Demikian pula analisis berdasarkan rasio input transfers atau disebut Nominal Protection Coefficient on Input (NPCI), menunjukkan bahwa nilai NPCI untuk usahatani padi sawah di Kecamatan Penebel Kabupaten Tabanan adalah 0,66. Rasio ini menunjukkan bahwa petani padi membayar input tradabel sebesar 66 %, atau petani membayar input tradabel 34 % lebih murah dibanding seharusnya. Murahnya input tradabel tersebut disebabkan pemerintah memberi subsidi terhadap pupuk, benih dan pestisida.

Hasil analisis Effective Protection Coefficient (EPC) yang menunjukkan dampak gabungan policy tranfers dari input dan output tradable, menunjukkan bahwa nilai EPC pada usahatani padi sawah di Kecamatan Penebel Kabupaten Tabanan lebih kecil dari 1, yaitu sebesar 0,91. Nilai ini menunjukkan bahwa secara keseluruhan, petani masih terdisproteksi atau proteksi yang diberikan pemerintah kepada petani masih belum berdampak terhadap usahataninya.

Sedangkan Nilai Profitability Coefficient (PC) pada usahatani padi sawah di Kecamatan Penebel Kabupaten Tabanan sebesar 0,65 menunjukkan bahwa keuntungan privat yang lebih rendah/kecil dari keuntungan sosial atau keuntungan privat sebesar 0,65 kali keuntungan sosialnya dan Nilai Subsidy Ratio to Producers (SRP) pada usahatani padi sawah di Kecamatan Penebel Kabupaten Tabanan adalah – 0,09 atau minus 9 %. Artinya, divergensi antara keuntungan privat dan sosial pada usahatani padi sawah menurun hampir sepersepuluh dari pendapatan kotor pada tingkat harga dunia.

Oleh karena hasil analisis terhadap usahatani padi sawah di Kecamatan Penebel Kabupaten Tabanan menunjukkan adanya daya saing dan efisiensi yang cukup baik, maka usahatani padi sawah tetap dilaksanakan sebagai kegiatan ekonomi yang layak untuk dikembangkan.
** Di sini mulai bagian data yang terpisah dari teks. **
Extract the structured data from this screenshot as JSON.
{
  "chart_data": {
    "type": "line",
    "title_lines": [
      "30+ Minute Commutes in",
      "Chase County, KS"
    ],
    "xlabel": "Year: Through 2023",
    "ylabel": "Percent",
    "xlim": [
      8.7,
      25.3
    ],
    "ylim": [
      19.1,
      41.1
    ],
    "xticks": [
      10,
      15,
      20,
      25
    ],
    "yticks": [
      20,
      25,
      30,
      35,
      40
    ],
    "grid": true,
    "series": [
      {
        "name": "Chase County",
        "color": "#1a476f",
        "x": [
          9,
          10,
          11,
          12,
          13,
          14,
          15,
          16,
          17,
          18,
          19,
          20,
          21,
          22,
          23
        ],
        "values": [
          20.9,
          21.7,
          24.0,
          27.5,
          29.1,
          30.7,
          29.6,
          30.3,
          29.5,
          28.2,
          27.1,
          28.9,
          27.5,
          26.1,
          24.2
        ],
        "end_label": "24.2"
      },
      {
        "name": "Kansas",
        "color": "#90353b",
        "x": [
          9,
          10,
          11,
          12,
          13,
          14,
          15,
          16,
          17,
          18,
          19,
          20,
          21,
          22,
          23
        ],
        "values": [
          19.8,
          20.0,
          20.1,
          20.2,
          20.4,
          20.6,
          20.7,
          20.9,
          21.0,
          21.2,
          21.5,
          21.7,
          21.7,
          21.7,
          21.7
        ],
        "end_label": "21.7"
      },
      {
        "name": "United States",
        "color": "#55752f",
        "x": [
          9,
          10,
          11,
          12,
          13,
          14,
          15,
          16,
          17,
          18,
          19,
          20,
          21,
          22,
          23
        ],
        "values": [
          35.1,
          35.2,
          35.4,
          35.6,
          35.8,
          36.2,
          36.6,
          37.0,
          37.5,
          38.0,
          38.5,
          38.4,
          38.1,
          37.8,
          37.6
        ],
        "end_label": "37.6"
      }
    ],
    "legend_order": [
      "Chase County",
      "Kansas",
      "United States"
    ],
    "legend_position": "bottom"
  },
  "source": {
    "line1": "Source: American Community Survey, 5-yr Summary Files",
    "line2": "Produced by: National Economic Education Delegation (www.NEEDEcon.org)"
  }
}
Keberhasilan pengembangan seyogyanya ditunjang dengan beberapa kebijakan yang dilaksanakan secara terpadu antara lain: a) Menaikkan subsidi output (harga gabah) dalam nilai finansial yang lebih menguntungkan dan meningkatkan tarif impor beras, b) Memberikan subsidi terhadap pupuk, benih dan pestisida c) Meningkatkan efisiensi pemasaran dan meningkatkan produktivitas padi.